Sorriso publicitário
Para este sociólogo francês, a publicidade, mas também a atividade das pessoas, a eletrónica com o seu peso na vida quotidiana, tudo se destaca com a plasticidade e a simplicidade de um sinal luminoso. «O holograma está próximo do fantasma, é um sonho tridimensional e podemos integrá-lo tal como quem se deita a sonhar.» No seu entender, na próxima e inevitável etapa da ‘evolução’ humana, a vida prosseguirá numa espécie de parque de diversões satírico. «Pode-se perguntar até se o próprio mundo existirá apenas em função da publicidade que pode ser feita dele num outro mundo.» A assegurar essa comunicação com o além estão os ecrãs, os infinitos canais de televisão e do streaming, e depois os automóveis que asseguram «a conexão com a central mortuária das compras, o supermercado». No livro que dedicou à América, Baudrillard recolhe anotações para essa ode profana, falando num «hiper-realismo delicioso», numa «ascese extática», reconhecendo como há uma tonalidade secreta de fim do mundo que atravessa a vida desta nação, com as suas seitas monomaníacas
da castidade ou do crime, com os seus joggers sonambúlicos a correr entre as brumas da manhã. Ele demora-se nesse «sorriso imunitário» que é próprio dos americanos, o sorriso publicitário que «participa da criogenização dos afetos», e que não anda longe daquele que o defunto arvora quando é velado nalgum «funeral home». «Sorriso autoprofético, como todos os sinais publicitários: Sorria, e irão sorri-lhe de volta. Sorria para mostrar a sua transparência, a sua franqueza. Sorria se não tiver nada a dizer, não esconda, sobretudo, que nada tem a dizer, ou que os outros lhe são indiferentes. Deixei transparecer espontaneamente esse vazio, essa indiferença, ilumine o seu rosto com o grau zero da alegria e do prazer, sorria, sorria…»
O eterno simulacro
E quanto à preocupação contínua com a saúde e a beleza física, Baudrillard fala de um «hedonismo ligado», em que o corpo não passa de «um roteiro cuja curiosa melopeia higienista corre entre os inúmeros estúdios e academias que vão desde Venice a Tupanga Canyon, e que descrevem uma obsessão coletiva assexuada». Assim, vai caracterizando uma sociedade fóbica, que responde a esse imperativo de tudo proteger, tudo captar, tudo circunscrever… «Tudo recensear, tudo armazenar, tudo memorizar.» Ele adianta como ali tudo merece proteção, embalsamamento, restauração. «Tudo é objecto de um segundo nascimento, o eterno do simulacro. Não só os americanos são missionários, mas são anabatistas: tendo chegado atrasados ao batismo original, sonham em batizar tudo uma segunda vez, e só atribuem valor a esse sacramento ulterior, que é, como se sabe, a reedição do primeiro, mas mais verdadeiro – o que é a definição perfeita do simulacro.»
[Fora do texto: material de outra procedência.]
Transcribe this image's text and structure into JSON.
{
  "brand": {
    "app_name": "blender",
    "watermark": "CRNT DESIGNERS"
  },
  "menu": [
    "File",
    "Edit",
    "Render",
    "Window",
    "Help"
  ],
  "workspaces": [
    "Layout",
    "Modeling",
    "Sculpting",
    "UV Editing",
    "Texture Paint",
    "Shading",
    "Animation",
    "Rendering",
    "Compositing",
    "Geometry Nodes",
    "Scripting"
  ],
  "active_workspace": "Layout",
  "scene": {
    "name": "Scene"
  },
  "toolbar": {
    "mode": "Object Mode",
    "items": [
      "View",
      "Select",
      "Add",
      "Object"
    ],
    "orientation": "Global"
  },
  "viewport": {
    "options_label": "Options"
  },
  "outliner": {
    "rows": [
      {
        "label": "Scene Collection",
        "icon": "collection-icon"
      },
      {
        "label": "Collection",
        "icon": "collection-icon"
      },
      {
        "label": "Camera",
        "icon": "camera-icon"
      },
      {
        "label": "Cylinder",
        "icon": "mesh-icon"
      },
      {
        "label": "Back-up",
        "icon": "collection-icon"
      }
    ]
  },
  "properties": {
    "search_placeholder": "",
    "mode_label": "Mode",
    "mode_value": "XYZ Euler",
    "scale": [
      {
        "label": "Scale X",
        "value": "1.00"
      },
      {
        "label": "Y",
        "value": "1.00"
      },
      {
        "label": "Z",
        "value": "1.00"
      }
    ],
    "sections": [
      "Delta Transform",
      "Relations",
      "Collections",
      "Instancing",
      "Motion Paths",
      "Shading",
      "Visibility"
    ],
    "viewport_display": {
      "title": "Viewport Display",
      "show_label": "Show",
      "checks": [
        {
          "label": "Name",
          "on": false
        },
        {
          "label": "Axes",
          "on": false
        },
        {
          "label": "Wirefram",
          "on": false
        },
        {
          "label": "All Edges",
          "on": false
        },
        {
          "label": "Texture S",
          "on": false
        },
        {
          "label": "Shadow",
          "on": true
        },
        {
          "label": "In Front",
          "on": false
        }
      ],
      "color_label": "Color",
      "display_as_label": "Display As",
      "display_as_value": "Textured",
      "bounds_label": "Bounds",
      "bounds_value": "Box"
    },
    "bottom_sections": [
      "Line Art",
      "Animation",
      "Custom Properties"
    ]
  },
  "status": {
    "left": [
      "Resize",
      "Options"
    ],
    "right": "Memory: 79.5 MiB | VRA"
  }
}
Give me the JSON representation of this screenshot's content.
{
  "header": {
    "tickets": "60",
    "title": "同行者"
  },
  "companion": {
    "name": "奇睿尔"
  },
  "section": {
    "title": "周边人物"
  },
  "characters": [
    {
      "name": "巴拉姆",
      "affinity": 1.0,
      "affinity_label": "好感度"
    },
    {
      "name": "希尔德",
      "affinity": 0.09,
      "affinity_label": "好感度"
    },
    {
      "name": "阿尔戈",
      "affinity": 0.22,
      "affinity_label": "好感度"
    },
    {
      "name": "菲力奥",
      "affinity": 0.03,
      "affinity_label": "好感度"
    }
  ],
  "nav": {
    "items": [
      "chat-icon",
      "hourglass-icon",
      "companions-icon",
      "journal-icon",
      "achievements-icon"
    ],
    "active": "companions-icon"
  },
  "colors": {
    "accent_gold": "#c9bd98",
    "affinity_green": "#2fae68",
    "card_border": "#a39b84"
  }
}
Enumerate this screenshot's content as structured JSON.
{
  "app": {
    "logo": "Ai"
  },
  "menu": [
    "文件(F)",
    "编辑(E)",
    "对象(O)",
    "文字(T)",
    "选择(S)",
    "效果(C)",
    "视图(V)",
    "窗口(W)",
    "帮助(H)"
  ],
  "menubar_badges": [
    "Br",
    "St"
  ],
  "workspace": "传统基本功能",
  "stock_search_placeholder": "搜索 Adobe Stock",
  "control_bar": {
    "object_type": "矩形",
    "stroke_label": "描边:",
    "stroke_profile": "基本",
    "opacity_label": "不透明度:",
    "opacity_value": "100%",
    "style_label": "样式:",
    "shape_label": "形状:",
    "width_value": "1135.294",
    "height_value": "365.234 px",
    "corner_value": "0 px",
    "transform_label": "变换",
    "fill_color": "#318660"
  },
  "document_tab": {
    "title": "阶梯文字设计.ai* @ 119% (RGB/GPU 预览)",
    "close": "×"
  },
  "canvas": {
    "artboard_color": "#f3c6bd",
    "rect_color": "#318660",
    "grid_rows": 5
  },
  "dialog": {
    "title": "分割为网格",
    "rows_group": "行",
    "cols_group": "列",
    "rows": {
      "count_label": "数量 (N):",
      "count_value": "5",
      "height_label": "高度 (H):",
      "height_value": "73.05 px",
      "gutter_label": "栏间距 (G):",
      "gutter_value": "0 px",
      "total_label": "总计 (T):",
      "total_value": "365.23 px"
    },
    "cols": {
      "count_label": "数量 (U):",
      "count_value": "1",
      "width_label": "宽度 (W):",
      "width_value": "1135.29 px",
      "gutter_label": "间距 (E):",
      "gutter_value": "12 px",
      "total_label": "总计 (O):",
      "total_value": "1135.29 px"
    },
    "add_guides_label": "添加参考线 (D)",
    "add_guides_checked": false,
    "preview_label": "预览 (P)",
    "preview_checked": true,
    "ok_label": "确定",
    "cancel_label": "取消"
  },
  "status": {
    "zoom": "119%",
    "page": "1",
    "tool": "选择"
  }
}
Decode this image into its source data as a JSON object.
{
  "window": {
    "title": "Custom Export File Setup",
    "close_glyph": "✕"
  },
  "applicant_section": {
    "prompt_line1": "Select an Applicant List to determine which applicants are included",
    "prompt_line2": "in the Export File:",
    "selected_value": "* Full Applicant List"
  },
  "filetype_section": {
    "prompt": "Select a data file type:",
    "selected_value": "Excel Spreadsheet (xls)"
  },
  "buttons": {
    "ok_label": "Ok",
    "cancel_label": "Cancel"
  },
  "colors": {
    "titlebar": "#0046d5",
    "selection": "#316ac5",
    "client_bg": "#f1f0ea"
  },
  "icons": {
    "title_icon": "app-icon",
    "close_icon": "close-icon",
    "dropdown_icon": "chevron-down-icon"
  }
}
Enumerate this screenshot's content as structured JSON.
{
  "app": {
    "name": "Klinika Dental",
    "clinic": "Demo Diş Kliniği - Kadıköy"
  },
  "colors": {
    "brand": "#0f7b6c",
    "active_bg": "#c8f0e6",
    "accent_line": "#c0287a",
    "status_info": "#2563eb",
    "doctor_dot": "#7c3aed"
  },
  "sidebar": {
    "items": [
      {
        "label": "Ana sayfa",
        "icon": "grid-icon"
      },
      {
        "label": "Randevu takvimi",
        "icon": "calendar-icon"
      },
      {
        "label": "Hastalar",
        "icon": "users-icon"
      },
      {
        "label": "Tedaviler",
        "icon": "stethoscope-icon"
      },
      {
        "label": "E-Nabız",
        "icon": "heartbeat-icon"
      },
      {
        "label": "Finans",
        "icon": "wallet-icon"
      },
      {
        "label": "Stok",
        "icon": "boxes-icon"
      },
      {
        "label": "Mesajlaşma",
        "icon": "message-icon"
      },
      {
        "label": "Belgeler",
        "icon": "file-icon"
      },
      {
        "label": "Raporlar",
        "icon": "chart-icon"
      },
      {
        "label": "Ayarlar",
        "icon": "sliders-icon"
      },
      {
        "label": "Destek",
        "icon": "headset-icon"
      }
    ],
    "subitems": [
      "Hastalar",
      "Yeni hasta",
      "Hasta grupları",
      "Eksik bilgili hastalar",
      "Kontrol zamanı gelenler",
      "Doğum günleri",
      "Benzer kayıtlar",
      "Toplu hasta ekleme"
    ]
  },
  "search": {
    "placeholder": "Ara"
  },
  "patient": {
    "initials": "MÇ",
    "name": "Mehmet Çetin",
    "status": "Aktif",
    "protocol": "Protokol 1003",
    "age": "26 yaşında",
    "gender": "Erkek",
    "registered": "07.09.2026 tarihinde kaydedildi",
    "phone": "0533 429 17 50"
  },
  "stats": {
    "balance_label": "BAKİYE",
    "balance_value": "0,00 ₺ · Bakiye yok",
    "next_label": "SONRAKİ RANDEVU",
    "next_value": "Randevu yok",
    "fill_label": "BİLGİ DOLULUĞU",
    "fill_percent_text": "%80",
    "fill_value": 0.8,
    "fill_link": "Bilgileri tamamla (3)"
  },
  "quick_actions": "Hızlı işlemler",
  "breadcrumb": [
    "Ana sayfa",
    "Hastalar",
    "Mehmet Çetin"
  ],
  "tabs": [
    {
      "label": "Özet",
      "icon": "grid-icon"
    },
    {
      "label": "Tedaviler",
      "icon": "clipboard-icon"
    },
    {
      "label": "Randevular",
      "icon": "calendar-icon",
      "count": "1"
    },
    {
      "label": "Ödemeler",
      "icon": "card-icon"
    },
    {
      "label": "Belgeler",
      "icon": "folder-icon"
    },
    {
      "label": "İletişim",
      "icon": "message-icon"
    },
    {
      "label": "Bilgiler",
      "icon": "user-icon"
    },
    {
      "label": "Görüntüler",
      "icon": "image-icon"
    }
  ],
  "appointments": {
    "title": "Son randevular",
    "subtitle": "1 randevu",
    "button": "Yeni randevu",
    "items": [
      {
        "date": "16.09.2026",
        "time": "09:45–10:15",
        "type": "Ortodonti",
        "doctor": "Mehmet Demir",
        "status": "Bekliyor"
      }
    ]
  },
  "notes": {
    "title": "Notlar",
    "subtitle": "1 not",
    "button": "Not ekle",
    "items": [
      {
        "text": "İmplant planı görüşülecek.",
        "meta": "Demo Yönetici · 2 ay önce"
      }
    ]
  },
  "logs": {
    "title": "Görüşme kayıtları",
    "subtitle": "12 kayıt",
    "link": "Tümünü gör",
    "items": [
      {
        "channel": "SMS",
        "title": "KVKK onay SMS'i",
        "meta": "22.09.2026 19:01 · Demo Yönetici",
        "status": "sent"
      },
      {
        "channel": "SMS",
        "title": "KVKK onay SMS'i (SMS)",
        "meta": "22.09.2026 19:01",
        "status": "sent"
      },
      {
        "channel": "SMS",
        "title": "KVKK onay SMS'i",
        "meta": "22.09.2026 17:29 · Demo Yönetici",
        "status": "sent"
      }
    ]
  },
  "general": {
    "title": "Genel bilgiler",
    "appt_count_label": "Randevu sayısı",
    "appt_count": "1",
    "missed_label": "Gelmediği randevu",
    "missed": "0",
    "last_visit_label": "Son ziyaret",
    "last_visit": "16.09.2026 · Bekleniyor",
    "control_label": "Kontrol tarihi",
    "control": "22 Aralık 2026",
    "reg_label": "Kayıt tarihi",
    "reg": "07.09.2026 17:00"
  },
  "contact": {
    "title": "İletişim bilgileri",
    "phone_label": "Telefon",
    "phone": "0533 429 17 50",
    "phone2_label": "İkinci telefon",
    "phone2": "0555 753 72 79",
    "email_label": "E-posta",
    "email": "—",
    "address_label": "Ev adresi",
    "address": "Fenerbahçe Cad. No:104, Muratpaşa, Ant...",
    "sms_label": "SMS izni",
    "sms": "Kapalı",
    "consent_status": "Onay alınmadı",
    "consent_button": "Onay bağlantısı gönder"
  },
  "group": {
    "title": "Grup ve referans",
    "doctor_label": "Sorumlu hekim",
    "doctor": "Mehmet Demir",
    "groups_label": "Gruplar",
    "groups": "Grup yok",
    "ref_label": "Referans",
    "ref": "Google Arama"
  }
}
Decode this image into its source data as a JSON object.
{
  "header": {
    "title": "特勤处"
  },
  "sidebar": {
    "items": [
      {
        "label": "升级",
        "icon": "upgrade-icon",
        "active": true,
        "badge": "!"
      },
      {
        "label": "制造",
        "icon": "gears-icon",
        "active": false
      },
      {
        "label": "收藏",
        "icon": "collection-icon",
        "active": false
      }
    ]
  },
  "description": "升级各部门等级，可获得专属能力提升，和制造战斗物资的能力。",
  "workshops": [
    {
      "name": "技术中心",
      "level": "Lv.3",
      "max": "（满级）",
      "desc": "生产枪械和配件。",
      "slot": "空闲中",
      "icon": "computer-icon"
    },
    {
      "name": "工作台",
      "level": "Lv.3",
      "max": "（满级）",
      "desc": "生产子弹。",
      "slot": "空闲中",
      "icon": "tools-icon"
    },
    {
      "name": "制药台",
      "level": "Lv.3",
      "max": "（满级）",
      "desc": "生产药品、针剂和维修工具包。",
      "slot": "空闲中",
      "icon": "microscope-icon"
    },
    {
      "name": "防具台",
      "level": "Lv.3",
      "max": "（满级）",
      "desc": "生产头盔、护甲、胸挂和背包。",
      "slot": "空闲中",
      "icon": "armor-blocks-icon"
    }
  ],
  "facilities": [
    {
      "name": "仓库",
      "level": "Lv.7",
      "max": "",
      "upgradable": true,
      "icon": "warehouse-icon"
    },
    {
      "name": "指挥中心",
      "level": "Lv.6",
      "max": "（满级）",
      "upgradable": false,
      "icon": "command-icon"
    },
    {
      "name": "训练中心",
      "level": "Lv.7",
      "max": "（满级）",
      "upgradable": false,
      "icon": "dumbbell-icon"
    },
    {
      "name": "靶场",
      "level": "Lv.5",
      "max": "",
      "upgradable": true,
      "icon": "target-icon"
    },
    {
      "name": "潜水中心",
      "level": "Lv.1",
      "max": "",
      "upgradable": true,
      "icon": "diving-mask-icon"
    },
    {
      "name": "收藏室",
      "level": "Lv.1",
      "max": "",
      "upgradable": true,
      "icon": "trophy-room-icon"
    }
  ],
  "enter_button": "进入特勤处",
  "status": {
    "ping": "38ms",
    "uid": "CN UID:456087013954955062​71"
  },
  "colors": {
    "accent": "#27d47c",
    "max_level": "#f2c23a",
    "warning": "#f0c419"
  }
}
Se na natureza este efeito de fossilização levava milhões de anos, agora pode ser levado a cabo de forma quase instantânea graças às técnicas mais recentes de cópia e recomposição à escala digital, e assim, todo este movimento de conservação, essa promessa de salvação tecnológica que deu origem, no entender de Baudrillard, a uma nova forma de evangelização, responde à urgência de escapar aos desastres que ocupam o horizonte do futuro. «Por toda a parte a sobrevivência está na ordem do dia, como por uma obscura náusea da vida ou um desejo coletivo de catástrofe (…), mas o paradoxo desta sociedade está em que não se possa já morrer sequer, porque já se está morto… Eis o verdadeiro suspense. E não decorre somente da ameaça nuclear, resulta igualmente da facilidade de viver (…), nesta sociedade hiperprotegida, já não temos a consciência de morrer, pois que estamos subtilmente introduzidos na excessiva facilidade de viver.»
Um mundo cansado de tanto Apocalipse
Para este autor, toda essa panóplia de sobrevivência, que abarca a dietética, a ecologia, a proteção das sequoias, das focas, das baleias, assinala mais uma obstinação em sobreviver do que em viver, sendo o sinal mais inquietante da degradação da espécie. «Pois se considerarmos as formas que atualmente assume, abrigos antiatómicos, criogenização, treino de força, vê-se que são exatamente as do extermínio. Para não morrer, prefere-se a extradição numa bolha protetora, seja de que natureza for.» Para Baudrillard, todo esse guião do desarmamento nuclear, todas as negociações teatrais, seja para pôr cobro a conflitos regionais ou para baixar os níveis de emissão de carbono, mesmo as fantasias que animam os Blockbusters, das guerras nas estrelas, à infantilização dos públicos que enchem salas de cinema para ver filmes de super-heróis, tudo isso aponta para um mundo que, cansado de tanto Apocalipse, se preserva dele pela falta de imaginação. E neste ponto, uma vez mais, as intuições do filósofo francês conjugam-se com as de Ballard, quando este nos diz que, se «os Estados Unidos desenvolveram a ciência e a tecnologia mais avançadas que o mundo jamais viu, e conseguiram pôr o homem na Lua e criar os supercomputadores que talvez um dia nos substituam, mas, curiosamente, trata-se de uma nação com uma cultura de entretenimento ao nível da banda-desenhada e dirigida quase na totalidade a adolescentes entediados e violentos». Ao escrever Olá, América!, Ballard procurou reconhecer a lógica secreta do sonho americano, admitindo que, no futuro, este «poderá culminar num qualquer presidente Manson a jogar à roleta nuclear em Las Vegas – ideia bem menos fantasiosa do que poderá parecer de início, se pensarmos no ator de Hollywood que ocupou a Casa Branca durante quase toda a década de 1980, alguém com a cabeça cheia de tralha herdada dos filmes antigos, que sonhava com mísseis de lasers saídos do universo Star Wars».
E o que é Donald Trump senão uma mistura entre uma celebridade demente que se transforma num líder de culto e degrada o sonho americano até fazer deste um pesadelo com repercussões globais?